Fakat ne gariptir ki Almanlar Hollandayı işgal edince kızkardeşinin eşi direniş cephesi üyesi olduğu gerekçesiyle kurşuna dizilmiş. Oysa ki eniştenin örgütle ilgili yokmuş. Almanlar sadece ibreti alem olsun diye “enişteyi” kurşuna dizmişler. Bu olay aile üzerinde ağır bir şok yaratmış. Audrey açısından da çok sarsıcı bir durum olmalı. Baroness anne bu olaydan sonra Almanların aleyhine dönmüş.
KARANLIK İŞLERE KARIŞMIŞ FAŞİST BİR BABA : JOSEPH VICTOR RUSTON
İngiliz Faşist Birliği ile bağlantıları olan babası Joseph Victor Ruston savaş başlayınca Audrey’i bir uçağa bindirerek annesinin yanına göndermiş. (1939) Bu tarih itibariyle Audrey 10 yaşında bir kız çocuğu.

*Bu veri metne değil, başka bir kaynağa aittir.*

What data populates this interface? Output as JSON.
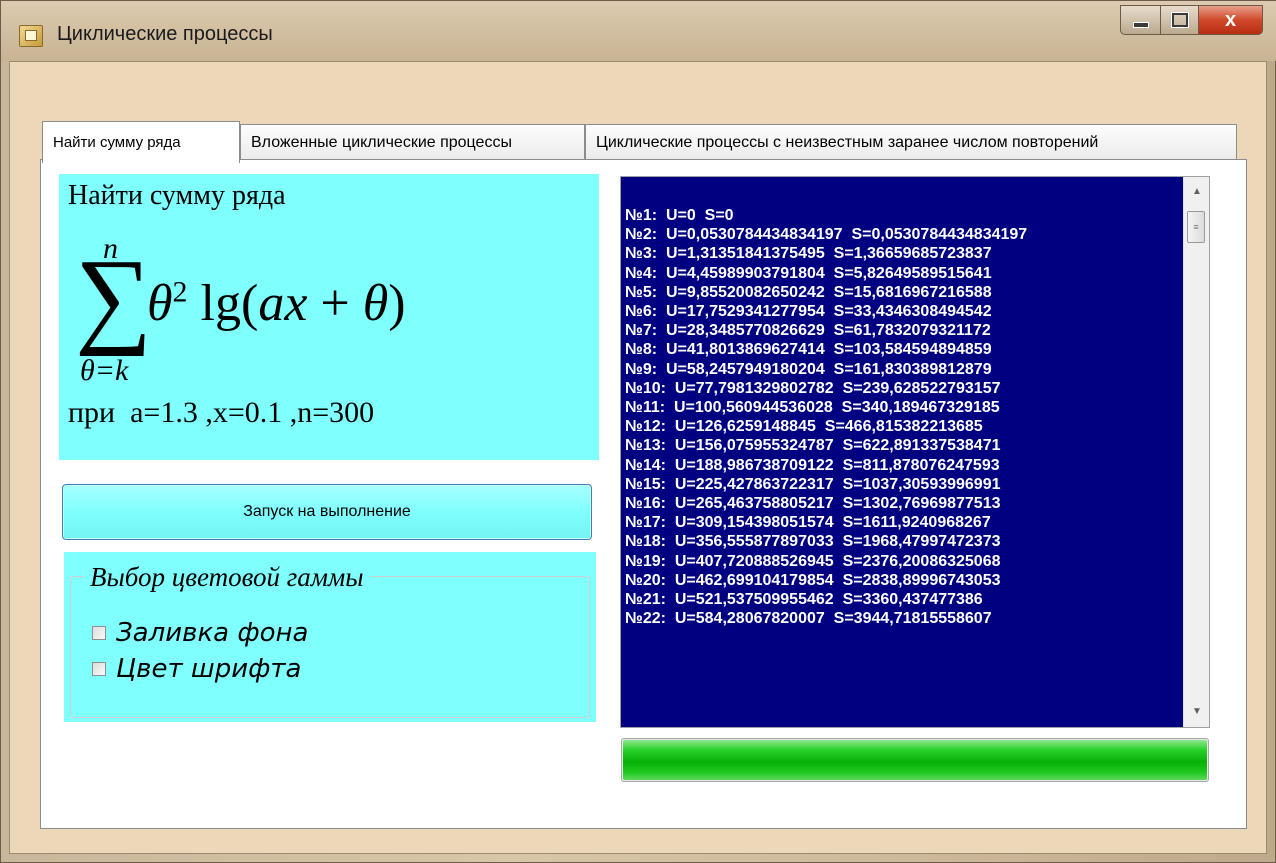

Audrey uzun savaş yıllarında babasından hiç haber alamamış. Bağlantı kopmuş. Babasından bahseden bazı kaynaklarda Joseph’in savaş yıllarında “Isle of Man” adasında tutuklu kaldığını yazıyor. Bilindiği gibi Isle of Man, İrlanda Denizinde Birleşik Krallığa bağlı ıssız bir adadır.
Audrey’nin babasının öldüğü sanılıyormuş; İngiliz istihbarat raporlarında bile böyle geçiyormuş. Oysa ki Joseph İrlanda’ya geçmiş, orada evlenmiş. Orada yaşamaya devam etmiş.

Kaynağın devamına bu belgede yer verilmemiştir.